On Mon, Feb 15, 2016 at 10:16 AM Vlad Mihalcea <mihalcea.vlad(a)gmail.com>
wrote:
The problem with naming the method as
"ProcedureCall#setTreatAsFunction(boolean isFunction)" is that the term
"function" is very leaky.
The distinction being made is whether we need to use the JDBC function
escape syntax. How one database implements that or misnames a procedure a
function is not really pertinent IMO. The bottom line is that JDBC defines
2 distinct syntaxes here and we need to know which to use, either:
1. {call it(...)}
2. {?=call it(...)}
The only important distinction here is that in one case we need to put one
of the parameters at the start. And I do not find it "leaky" to call that
second form "function syntax". IMO the pgsql name is just a misnomer.
Again the important piece of information is the template, the syntax. Even
though on pgsql it would be a function in their vocab, it is really the
first (proc) syntax.
To summarize, we can have the discriminator method for knowing we should
handle a return-like SQL function:
1. ProcedureCall#returnResultSet(boolean isReturn)
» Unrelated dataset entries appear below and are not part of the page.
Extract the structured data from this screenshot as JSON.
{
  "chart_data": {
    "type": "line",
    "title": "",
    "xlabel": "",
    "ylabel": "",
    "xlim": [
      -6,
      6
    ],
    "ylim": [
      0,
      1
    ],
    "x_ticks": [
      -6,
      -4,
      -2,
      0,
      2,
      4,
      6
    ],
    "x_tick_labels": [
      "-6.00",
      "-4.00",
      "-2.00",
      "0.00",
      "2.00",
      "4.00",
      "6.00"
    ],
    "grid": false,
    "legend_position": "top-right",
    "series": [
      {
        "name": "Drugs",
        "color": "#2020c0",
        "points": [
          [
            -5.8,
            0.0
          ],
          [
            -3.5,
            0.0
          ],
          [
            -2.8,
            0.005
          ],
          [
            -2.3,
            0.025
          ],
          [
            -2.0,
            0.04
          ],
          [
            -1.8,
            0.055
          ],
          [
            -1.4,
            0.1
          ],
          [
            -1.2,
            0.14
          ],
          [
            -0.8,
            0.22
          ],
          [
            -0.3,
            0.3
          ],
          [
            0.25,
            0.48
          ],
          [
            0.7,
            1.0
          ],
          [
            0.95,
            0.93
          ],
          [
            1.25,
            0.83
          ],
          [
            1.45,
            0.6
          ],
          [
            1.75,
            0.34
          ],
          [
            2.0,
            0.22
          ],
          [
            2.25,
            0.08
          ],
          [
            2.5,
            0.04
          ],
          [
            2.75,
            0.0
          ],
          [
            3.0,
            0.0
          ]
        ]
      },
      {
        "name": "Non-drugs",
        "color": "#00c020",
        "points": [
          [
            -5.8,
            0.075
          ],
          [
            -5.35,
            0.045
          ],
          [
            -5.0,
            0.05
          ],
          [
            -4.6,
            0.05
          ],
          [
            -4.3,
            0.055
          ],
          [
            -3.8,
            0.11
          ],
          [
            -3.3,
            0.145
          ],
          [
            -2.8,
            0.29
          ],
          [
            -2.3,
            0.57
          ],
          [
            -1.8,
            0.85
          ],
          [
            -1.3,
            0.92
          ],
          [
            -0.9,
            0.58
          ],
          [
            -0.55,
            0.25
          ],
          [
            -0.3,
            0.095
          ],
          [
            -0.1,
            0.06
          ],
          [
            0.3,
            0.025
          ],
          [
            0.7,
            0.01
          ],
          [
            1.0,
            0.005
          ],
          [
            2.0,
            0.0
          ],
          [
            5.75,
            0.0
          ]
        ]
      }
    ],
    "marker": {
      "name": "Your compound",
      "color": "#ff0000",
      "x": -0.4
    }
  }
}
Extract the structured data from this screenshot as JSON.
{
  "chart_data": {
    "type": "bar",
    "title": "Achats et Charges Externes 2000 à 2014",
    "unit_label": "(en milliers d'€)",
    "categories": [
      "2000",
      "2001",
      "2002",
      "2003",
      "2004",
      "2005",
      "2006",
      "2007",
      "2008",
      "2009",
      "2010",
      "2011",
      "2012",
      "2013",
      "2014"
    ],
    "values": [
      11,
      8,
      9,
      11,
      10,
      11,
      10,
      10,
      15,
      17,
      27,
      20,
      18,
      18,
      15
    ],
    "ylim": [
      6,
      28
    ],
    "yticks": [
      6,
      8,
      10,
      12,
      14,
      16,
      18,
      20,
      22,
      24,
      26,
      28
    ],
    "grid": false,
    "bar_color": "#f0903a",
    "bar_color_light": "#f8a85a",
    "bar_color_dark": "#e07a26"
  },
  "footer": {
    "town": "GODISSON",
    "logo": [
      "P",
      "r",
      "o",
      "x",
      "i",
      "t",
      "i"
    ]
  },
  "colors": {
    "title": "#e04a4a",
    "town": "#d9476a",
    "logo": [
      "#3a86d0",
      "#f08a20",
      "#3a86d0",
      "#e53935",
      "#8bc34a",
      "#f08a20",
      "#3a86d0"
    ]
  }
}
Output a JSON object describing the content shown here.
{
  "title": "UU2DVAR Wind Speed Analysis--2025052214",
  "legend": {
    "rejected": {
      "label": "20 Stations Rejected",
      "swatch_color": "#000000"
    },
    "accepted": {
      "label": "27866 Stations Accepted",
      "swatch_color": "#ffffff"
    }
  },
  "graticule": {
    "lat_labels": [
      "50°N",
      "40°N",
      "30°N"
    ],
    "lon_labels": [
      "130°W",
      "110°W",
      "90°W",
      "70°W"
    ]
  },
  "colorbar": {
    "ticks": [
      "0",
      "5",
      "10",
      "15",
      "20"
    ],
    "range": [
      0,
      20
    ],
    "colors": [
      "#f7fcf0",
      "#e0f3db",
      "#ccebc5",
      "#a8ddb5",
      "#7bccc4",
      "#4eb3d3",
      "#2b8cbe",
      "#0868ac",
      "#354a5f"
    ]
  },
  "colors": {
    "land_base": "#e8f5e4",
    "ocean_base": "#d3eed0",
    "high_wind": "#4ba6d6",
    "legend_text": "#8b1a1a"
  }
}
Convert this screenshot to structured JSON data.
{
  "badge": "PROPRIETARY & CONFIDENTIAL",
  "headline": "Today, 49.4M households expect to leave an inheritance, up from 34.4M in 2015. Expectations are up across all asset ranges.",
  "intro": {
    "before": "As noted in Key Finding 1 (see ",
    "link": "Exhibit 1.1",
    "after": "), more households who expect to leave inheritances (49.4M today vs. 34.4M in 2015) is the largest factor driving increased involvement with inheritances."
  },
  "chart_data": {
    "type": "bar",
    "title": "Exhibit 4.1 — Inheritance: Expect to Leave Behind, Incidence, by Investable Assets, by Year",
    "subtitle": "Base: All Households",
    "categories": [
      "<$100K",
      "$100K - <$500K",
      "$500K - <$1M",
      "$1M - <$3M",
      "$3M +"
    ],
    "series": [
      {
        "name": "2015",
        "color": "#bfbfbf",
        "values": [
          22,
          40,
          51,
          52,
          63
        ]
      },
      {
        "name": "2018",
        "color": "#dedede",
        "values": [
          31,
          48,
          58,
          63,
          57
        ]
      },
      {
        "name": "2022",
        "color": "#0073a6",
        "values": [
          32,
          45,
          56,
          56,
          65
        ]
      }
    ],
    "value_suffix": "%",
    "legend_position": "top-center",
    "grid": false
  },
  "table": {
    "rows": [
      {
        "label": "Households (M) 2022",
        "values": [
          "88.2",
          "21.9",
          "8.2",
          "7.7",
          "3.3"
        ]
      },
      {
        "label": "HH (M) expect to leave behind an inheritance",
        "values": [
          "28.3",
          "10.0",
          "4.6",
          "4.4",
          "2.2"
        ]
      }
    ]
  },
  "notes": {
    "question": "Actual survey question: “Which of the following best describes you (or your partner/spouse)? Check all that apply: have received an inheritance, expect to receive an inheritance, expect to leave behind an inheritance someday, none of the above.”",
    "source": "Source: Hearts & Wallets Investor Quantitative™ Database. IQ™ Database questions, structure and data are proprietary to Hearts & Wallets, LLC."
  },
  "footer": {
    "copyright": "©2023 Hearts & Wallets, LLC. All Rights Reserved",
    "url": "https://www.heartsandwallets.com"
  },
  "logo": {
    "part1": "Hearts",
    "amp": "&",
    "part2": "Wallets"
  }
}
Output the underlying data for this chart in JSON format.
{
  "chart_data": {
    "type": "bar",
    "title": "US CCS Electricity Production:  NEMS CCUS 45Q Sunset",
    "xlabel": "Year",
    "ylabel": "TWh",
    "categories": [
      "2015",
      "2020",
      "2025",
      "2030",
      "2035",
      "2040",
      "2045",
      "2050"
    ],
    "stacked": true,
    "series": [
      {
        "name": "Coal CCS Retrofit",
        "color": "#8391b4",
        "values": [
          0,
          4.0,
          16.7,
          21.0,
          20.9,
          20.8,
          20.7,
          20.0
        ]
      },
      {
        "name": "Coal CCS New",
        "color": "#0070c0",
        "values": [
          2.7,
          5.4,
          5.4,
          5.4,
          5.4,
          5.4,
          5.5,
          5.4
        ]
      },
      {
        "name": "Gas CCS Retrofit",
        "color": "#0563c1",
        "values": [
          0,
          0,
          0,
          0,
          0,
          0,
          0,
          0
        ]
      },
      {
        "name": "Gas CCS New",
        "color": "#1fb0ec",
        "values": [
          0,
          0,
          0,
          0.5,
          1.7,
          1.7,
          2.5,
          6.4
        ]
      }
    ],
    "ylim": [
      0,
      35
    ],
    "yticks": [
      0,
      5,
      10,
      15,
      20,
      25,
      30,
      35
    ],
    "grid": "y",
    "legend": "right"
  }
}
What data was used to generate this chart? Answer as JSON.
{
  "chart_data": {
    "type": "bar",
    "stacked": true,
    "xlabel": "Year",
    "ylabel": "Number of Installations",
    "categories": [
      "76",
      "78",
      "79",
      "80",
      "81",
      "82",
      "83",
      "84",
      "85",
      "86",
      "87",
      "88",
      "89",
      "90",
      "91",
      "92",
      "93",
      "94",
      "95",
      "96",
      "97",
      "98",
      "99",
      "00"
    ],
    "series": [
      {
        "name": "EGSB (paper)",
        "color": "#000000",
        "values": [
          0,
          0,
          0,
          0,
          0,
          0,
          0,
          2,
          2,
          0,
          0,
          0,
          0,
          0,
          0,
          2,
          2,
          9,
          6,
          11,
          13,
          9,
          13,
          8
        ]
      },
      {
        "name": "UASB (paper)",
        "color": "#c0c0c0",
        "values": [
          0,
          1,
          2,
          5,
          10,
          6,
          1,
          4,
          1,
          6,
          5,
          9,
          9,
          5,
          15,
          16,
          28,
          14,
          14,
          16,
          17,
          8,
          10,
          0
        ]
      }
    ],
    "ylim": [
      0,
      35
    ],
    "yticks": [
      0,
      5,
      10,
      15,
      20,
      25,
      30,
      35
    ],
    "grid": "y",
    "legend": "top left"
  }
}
Now, considering the options that you proposed, I'd go for the 2nd one:
"2. use the existing ProcedureCall param methods and just assume that in
the case of a function that the first parameter represents the function
return"
This is actually very close to JDBC too, so it would be easier for a
developer to recall the syntax because in JDBC the syntax is:
try (CallableStatement function = connection.prepareCall(
"{ ? = call fn_count_comments(?) }" )) {
function.registerOutParameter( 1, Types.INTEGER );
function.setInt( 2, 1 );
function.execute();
int result = function.getInt( 1 );
}
But then, it means that we register the return type and the fact that we
use the first index like with a stored procedure:
query.registerStoredProcedureParameter(1, Integer.class,
ParameterMode.OUT);
This way we have only a new methods being added (e.g. returnResultSet) and
we alter the callable statement syntax based on it.
When it comes to fetching the result set, we need to do it just like in
the JDBC example.
Which effectively means you'd never be able to use named parameters with
functions since you cannot mix named and positional parameters.